Thank you, it’s lovely to be here. I can’t believe how many followers I’ve picked up in just a couple of days! 

In answer to your question it varies entirely according to the sub. 

However if they are new to it there’s a definite pattern I try to follow as I introduce the concept. First I introduce it through some ‘guided masturbation’, simply a written or spoken play time where instead of masturbating the way you’re used to, you do it the way I tell you. And as part of that, just within that session, we’ll edge, talk about edging, and do it repeatedly before finally cumming. The scene is set.

The next play time I’ll suggest we try seeing how just edging and not cumming makes her feel, and that we’ll let her climax later in the day, probably…

Assuming that goes well we’ll try doing it for a day, and I’ll often either maintain contact to make it a very intimate, guided day of denial – it will include quite a few edges to keep her topped up. 

And then, the most important one.For me there is a critical moment that occurs about three days into denial. It’s the point where a woman will often find she stops fighting the annoyance of not orgasming and starts to embrace the craving as a pleasure in itself. It becomes somewhat euphoric, I’ve sometimes described it as almost spiritual, a transcendental moment. 

I’ve seen it again and again, make it to three days and something magic happens.

So in a way that’s addressing the second part of your question. The frustration can ebb even after a few days, however the need tends to remain strong for some time after that, and the frustration has actually been replaced with something more… profound.

So, getting back to your first question, once that barrier of threeish days been broken, really the world is your oyster and it’s just a case of how long we want to keep your pearl in a state of denial!

I’m personally not a huge fan of ridiculously long denial periods. Very simply because I love giving orgasms too, denial is a two edged sword for me, which in some ways adds to the pleasure of it, when I impose it on a women it costs me something too. There’s also an element that if you go for too long you can forget just what you’re missing, and a big part of the pleasure for me is the glorious agony of choosing the harder path of denial, and for that to be at it’s strongest, the joy of a climax must still echo in a woman’s mind.

So, on average, I’d deny a woman for between 4 and 10 days if she were just interested in it but it wasn’t an overwhelming kink. That’s more than enough to really experience it.

For those whom it’s a really foundational fetish we are talking periods of three or four weeks and beyond. The longest I’ve denied a woman is 50 days, however my collared sub, Elle, is desperate to beat that, partly because she’s a competitive little slut, and also because it’s a hugely deeply rooted desire in her which brings us both great joy. But I’ll talk more about her another time.
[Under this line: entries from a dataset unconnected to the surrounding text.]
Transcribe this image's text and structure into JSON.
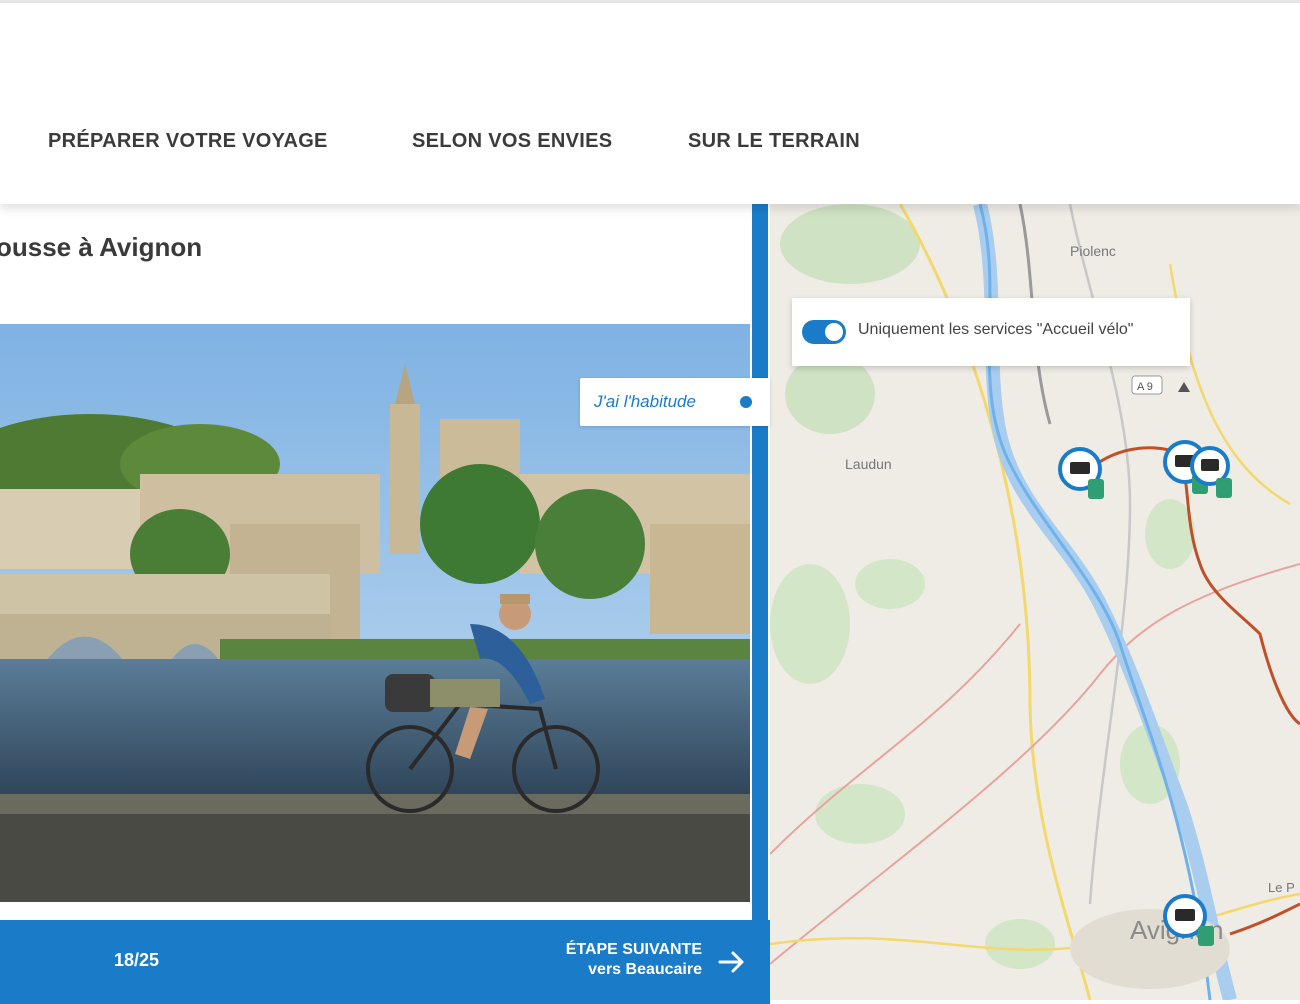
{
  "nav": {
    "items": [
      {
        "label": "PRÉPARER VOTRE VOYAGE"
      },
      {
        "label": "SELON VOS ENVIES"
      },
      {
        "label": "SUR LE TERRAIN"
      }
    ]
  },
  "stage": {
    "title": "ousse à Avignon",
    "mode_toggle": "J'ai l'habitude",
    "counter": "18/25",
    "next_line1": "ÉTAPE SUIVANTE",
    "next_line2": "vers Beaucaire"
  },
  "map": {
    "filter_label": "Uniquement les services \"Accueil vélo\"",
    "filter_on": true,
    "place_labels": [
      "Piolenc",
      "Laudun",
      "Avignon",
      "Le P",
      "A 9"
    ]
  },
  "colors": {
    "accent": "#1a7cc9",
    "route": "#c0502a",
    "marker": "#2f9e73",
    "nav_text": "#3b3b3b"
  }
}
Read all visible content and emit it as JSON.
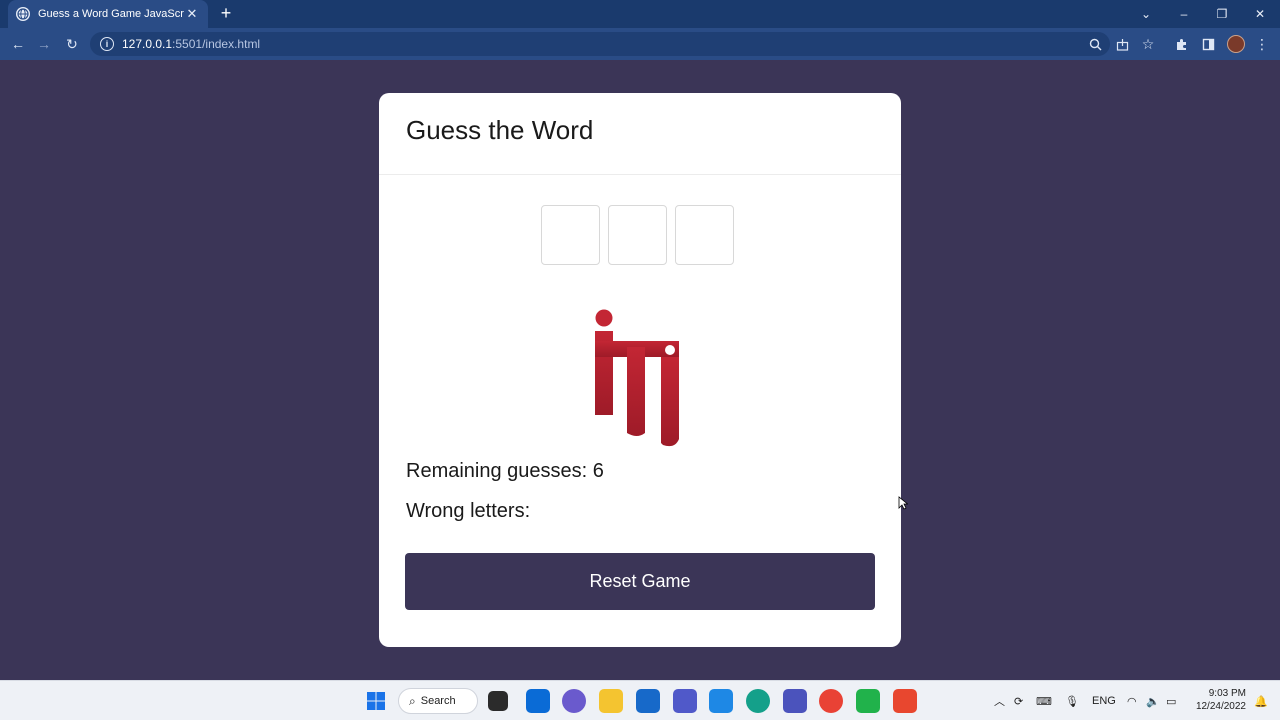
{
  "browser": {
    "tab_title": "Guess a Word Game JavaScript |",
    "tab_close": "✕",
    "new_tab": "+",
    "url_host": "127.0.0.1",
    "url_rest": ":5501/index.html",
    "window": {
      "dropdown": "⌄",
      "minimize": "–",
      "restore": "❐",
      "close": "✕"
    }
  },
  "game": {
    "title": "Guess the Word",
    "letter_slots": 3,
    "remaining_label": "Remaining guesses: 6",
    "wrong_label": "Wrong letters:",
    "reset_label": "Reset Game"
  },
  "taskbar": {
    "search_label": "Search",
    "language": "ENG",
    "time": "9:03 PM",
    "date": "12/24/2022"
  },
  "colors": {
    "page_bg": "#3b3557",
    "button_bg": "#3b3557",
    "logo_red": "#b3202e",
    "browser_dark": "#1a3a6d",
    "browser_toolbar": "#2a4c86"
  }
}
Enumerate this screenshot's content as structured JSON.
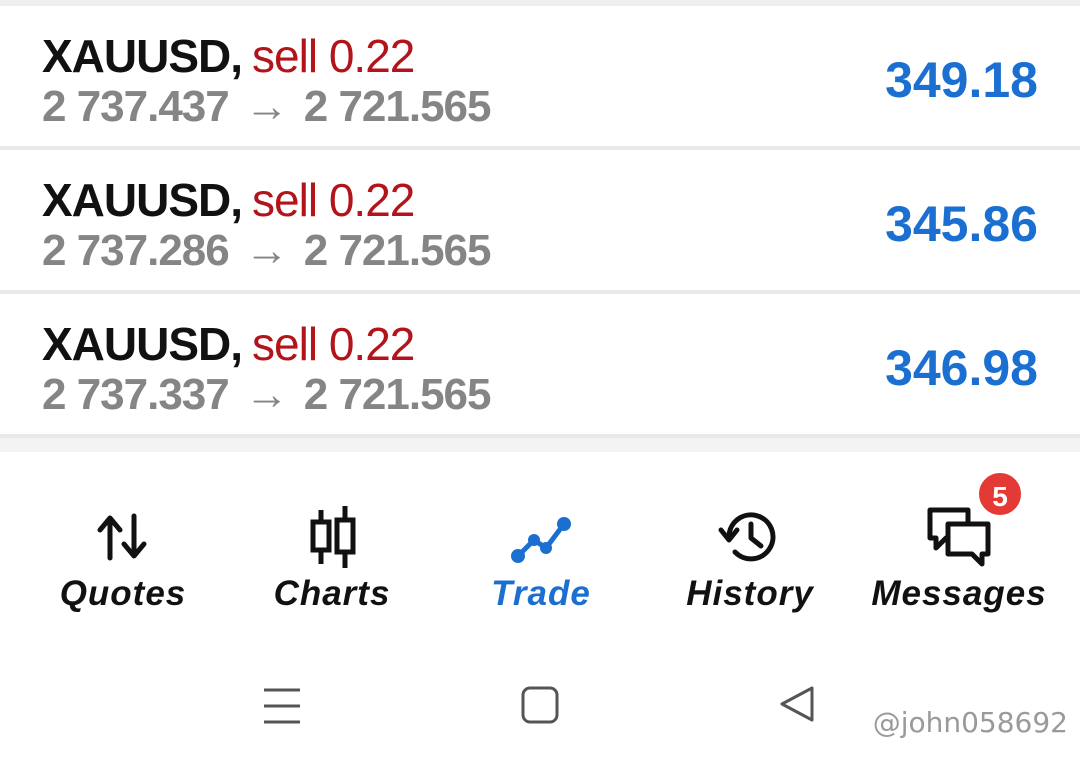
{
  "trades": [
    {
      "symbol": "XAUUSD",
      "side": "sell 0.22",
      "open_price": "2 737.437",
      "arrow": "→",
      "current_price": "2 721.565",
      "profit": "349.18"
    },
    {
      "symbol": "XAUUSD",
      "side": "sell 0.22",
      "open_price": "2 737.286",
      "arrow": "→",
      "current_price": "2 721.565",
      "profit": "345.86"
    },
    {
      "symbol": "XAUUSD",
      "side": "sell 0.22",
      "open_price": "2 737.337",
      "arrow": "→",
      "current_price": "2 721.565",
      "profit": "346.98"
    }
  ],
  "tabs": [
    {
      "label": "Quotes",
      "icon": "quotes-arrows-icon"
    },
    {
      "label": "Charts",
      "icon": "candlestick-icon"
    },
    {
      "label": "Trade",
      "icon": "trade-line-icon",
      "active": true
    },
    {
      "label": "History",
      "icon": "history-clock-icon"
    },
    {
      "label": "Messages",
      "icon": "messages-icon",
      "badge": "5"
    }
  ],
  "system_nav": [
    "menu-icon",
    "home-square-icon",
    "back-triangle-icon"
  ],
  "watermark": "@john058692",
  "colors": {
    "sell": "#b3141b",
    "profit": "#1a6fd1",
    "active_tab": "#1a6fd1",
    "badge": "#e53935"
  }
}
So yes, to your second question, for many if it goes on too long it can definitely have a deleterious effect. It’s very individual to each woman though, and part of the fun is figuring out what works best for everyone. As a dom though, there’s a real issue of if the denial is the basis for my relationship with a sub then if it goes on too long I simply get bored. 

There’s also a physical effect that sometimes occurs that if you’ve been denied a very long time, counter to expectations, your first orgasm is very underwhelming, which can be a HUGE disappointment. So that’s worth knowing if you do ever go a long time. It seems as though the constant edging and denial trains your body to not orgasm. It’s very easily fixed with a few more orgasms, and not a rule, but just a possibility.